Lo scaricabarile tra ARTI e WINDTRE che ha danneggiato gli utenti
Il cuore della questione è piuttosto amaro. AGCOM, già dall’ottobre 2024, aveva chiesto ad ARTI di attivarsi “senza indugio” per informare tutti i clienti Elimobile della possibile cessazione dei servizi. E qui si è aperto un rimpallo di responsabilità tra ARTI e WINDTRE che è durato mesi. ARTI sosteneva di non avere accesso alla piattaforma SMS A2P necessaria per raggiungere la clientela in modo massivo, e che quindi fosse WINDTRE a doversi occupare della comunicazione. WINDTRE, dal canto suo, si è resa disponibile a inviare i messaggi come semplice tramite, ma solo dopo aver ricevuto da ARTI il testo dell’informativa e la lista dei destinatari.
Il risultato? ARTI ha trasmesso il testo del messaggio solo il 18 febbraio 2025, praticamente a dieci giorni dal distacco della rete fissato al 28 febbraio 2025. E non è finita, perché le due parti non si sono nemmeno trovate d’accordo sul contenuto: ARTI voleva indicare il 9 marzo come termine per la portabilità, mentre WINDTRE ha corretto la data al 28 febbraio, considerandola l’unica compatibile con le comunicazioni precedenti. ARTI ha diffidato WINDTRE dall’inviare messaggi diversi da quelli concordati, e nel frattempo pochissimi clienti hanno effettivamente ricevuto l’avviso.

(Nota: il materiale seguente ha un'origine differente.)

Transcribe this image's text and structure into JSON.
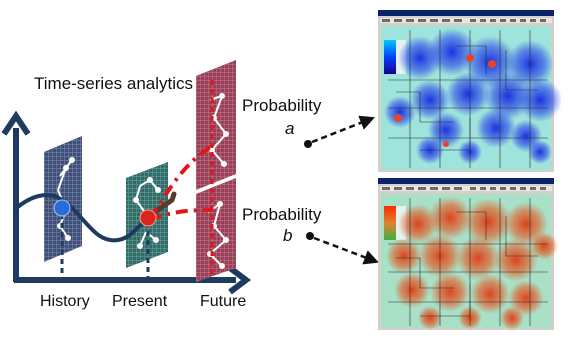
{
  "title": "Time-series analytics",
  "probability_a": {
    "label": "Probability",
    "letter": "a"
  },
  "probability_b": {
    "label": "Probability",
    "letter": "b"
  },
  "axis_labels": {
    "history": "History",
    "present": "Present",
    "future": "Future"
  },
  "colors": {
    "axis": "#1f3a5f",
    "curve": "#1f3a5f",
    "dashed_forecast": "#e0161c",
    "history_panel": "#3d4f7a",
    "present_panel": "#2f6d6a",
    "future_panel": "#9a3f57",
    "history_node": "#2b6bd6",
    "present_node": "#d8261c",
    "heatmap_a_blob": "#1d2fd8",
    "heatmap_b_blob": "#e24a1a",
    "heatmap_bg": "#9ee3dc"
  }
}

Le SIM Elimobile sono rimaste attive fino al 31 marzo 2025, ma con funzionalità ridotte al solo ricevimento di SMS. Dal 1° aprile 2025 è scattata la disattivazione definitiva, rendendo impossibile qualsiasi procedura di portabilità tramite i canali ordinari.
Clienti che hanno perso il numero e la sanzione finale
Le conseguenze per gli utenti sono state pesanti. Alcuni clienti non sono mai stati avvisati della chiusura e se ne sono accorti solo a SIM disattivata. Altri hanno incontrato problemi di incongruenza del Codice Fiscale nell’intestazione della linea, che impedivano di completare la portabilità verso un nuovo operatore, come previsto dalla delibera 86/21/CIR. Il servizio clienti di Elimobile, tra l’altro, risultava irraggiungibile sia telefonicamente che via email. Il risultato è che diversi clienti hanno perso la propria numerazione mobile, in alcuni casi numeri storici mantenuti per anni, senza possibilità di recupero.
Dall’inizio del 2025 e fino a luglio dello stesso anno, sulla piattaforma Conciliaweb dell’Autorità risultavano aperte circa 100 procedure di conciliazione. AGCOM ha accertato la responsabilità di ARTI in diversi casi, disponendo indennizzi a favore dei consumatori coinvolti.
Sul fronte della sanzione, l’Autorità ha valutato la condotta di ARTI come di gravità elevata, sottolineando che la società non ha presentato memorie difensive, non ha chiesto di essere sentita in audizione e non ha comunicato alcuna iniziativa per attenuare le conseguenze della violazione. AGCOM ha però tenuto conto del fatturato di ARTI, pari a 471.085 euro nel bilancio 2024, fissando la sanzione a due volte e mezzo il minimo edittale per ciascuna delle due violazioni contestate, per un totale appunto di 51.645 euro.